La nouvelle taule de Moutier, répondant à tous les critères de sécurité actuelle, date de 1995 et a nécessité deux ans et demi de travaux. Et depuis, on a encore entrepris de nombreuses modifications structurelles et agrandissements pour garantir la sécurité intérieure et extérieure. Dur de s’en échapper: la dernière évasion date de 2003. Pour l’anecdote, le détenu recherché par Interpol n’a été retrouvé que l’année dernière, en Grèce. Rapatrié à La Chaux de Fonds, une des premières choses qu’il a réclamées, c’est le pécule dû par la prison de Moutier pour des nettoyages!

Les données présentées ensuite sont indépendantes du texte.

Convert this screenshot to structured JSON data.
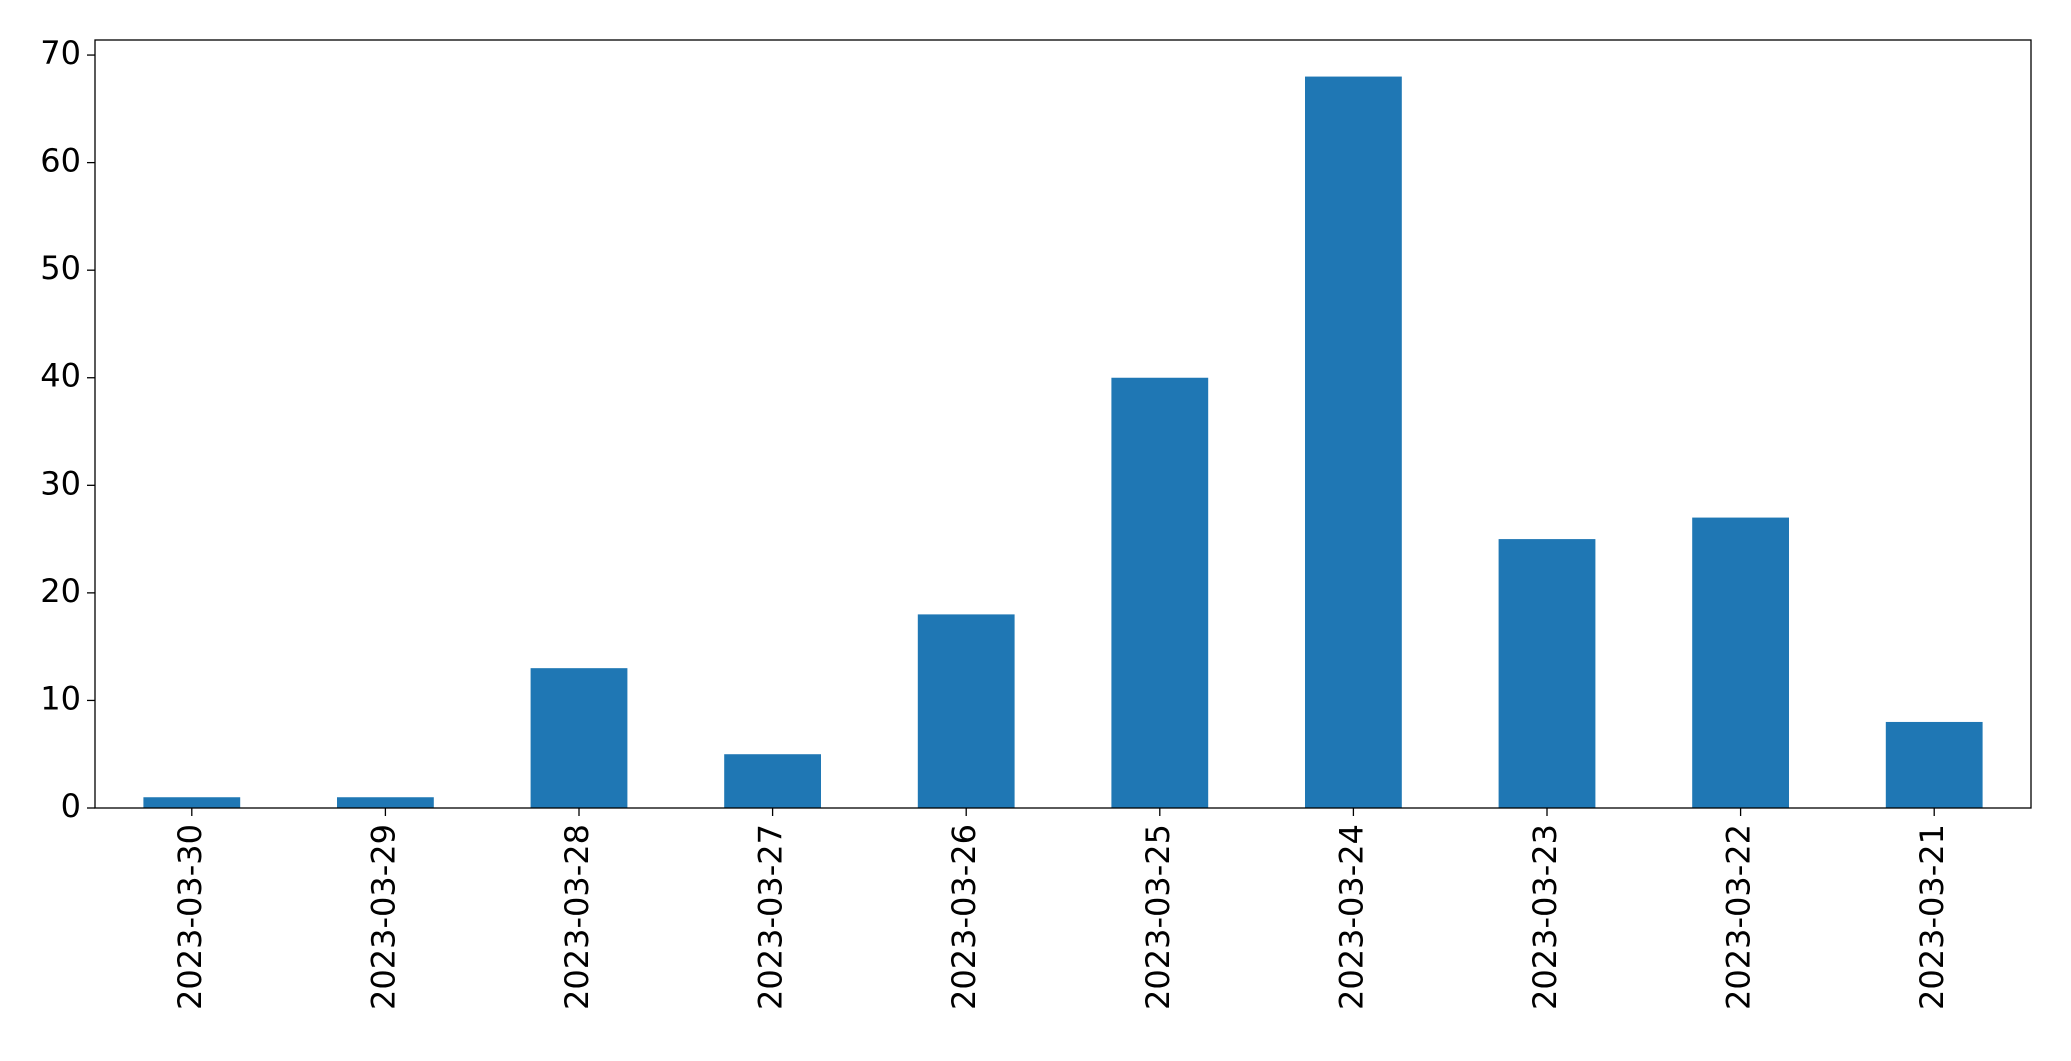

Les jolies colonies de vacances

Par rapport au film «Midnight express» et autres prisons moyenâgeuses vues à la télé, on pourrait croire que faire de la cabane est une formalité à Moutier. Tu parles! Si la construction est récente et que les cellules sont équipées de télé et de radio, il faut savoir que les taulards n’ont droit qu’à une heure de promenade par jour, donc vingt-trois heures de solitude, deux douches par semaine, une heure par semaine de sport, d’accès à la bibliothèque, de contact avec des gens d’église ou de cours de français. Il n’existe pas d’ateliers et les détenus peuvent participer occasionnellement à des travaux d’intendance, blanchisserie ou nettoyage. Basta. La literie est ignifugée à la suite d’incendies volontaires. Les détenus peuvent fumer (on leur refile même six cigarettes par jour s’ils n’en ont pas), mais l’alcool est interdit. Les courriers, colis, cadeaux sont bien entendu surveillés, et diverses marchandises sont prohibées ou refusées. De même que les visites sont aussi réglementées et doivent faire l’objet d’autorisation de l’autorité compétente. Il faut montrer patte blanche.

J’t’explose la gueule

Il existe bien sûr des détenus belliqueux, dangereux, violents. Pour eux, un régime spécial «mitard», appelé cellule forte, est réservé. L’endroit est dénué de tout confort: lit sommaire et WC à la turque. Ils y seront alors enfermés avec juste un slip. Si ces enfants de chœur ne se calment pas, ou pour autres récalcitrants, on peut faire appel à la police, voisine des lieux. Certains cassent et démontent tout, tentent de fabriquer des objets pouvant servir d’arme avec des brosses à dents, brosses de toilettes ou autre objets pouvant devenir dangereux une fois transformés. Pour les différents transports comme par exemple les comparutions auprès d’instances judiciaires ou autres, pieds et mains seront entravés.

De flic à maton

Depuis 1998, le système carcéral a changé et s’est privatisé. Il se nomme dès lors «Office de la privation de liberté et mesures d’encadrement». Il est défini par un organigramme précis avec à sa tête un conseiller d’état et un directeur. Auparavant, c’était la police cantonale qui s’occupait du gnouf de Moutier. Les anciens se souviennent des Troyon, Wahli, Moine ou autres, connus comme geôliers. Actuellement, ce sont des «agents de détention» qui président à la destinée de la prison de prévôtoise (qui dépend de celle de Bienne). Ils doivent passer un brevet fédéral et suivre une formation de quinze semaines sur deux ans. Les candidats de 27 ans minimum auront passé un CFC et doivent avoir des notions d’allemand. Ils respectent une charte cantonale et un code d’éthique local. C’est une organisation structurée avec des processus définis, des moyens techniques modernes et une communication ouverte qui leur facilitera la tâche. Treize personnes, dont quatre femmes, sont engagées et assurent une permanence de 24 heures sur 24. La prison de Moutier est dirigée par Anita Neukomm avec comme suppléant Thierry Geiser.

Ça vous tente?

On trouve tous les types de détentions dans les geôles prévôtoises, de l’exécution de peine, détentions provisoire, de sûreté, en passant par les privations de liberté à des fins d’assistance, en vue d’extradition etc. Hommes, femmes et jeunes se partagent les 28 cellules pour tous délits: stups, vols, brigandages, mœurs, crimes divers, etc. Le chtar de Moutier est occupé actuellement à 90%, dont 80% d’étrangers, venant de onze pays différents. La tranche des 26-40 ans y est nettement majoritaire. La cuisine est gérée par l’hôpital, avec bien entendu des menus correspondants aux diverses religions ou régimes, mais pas vraiment à la carte.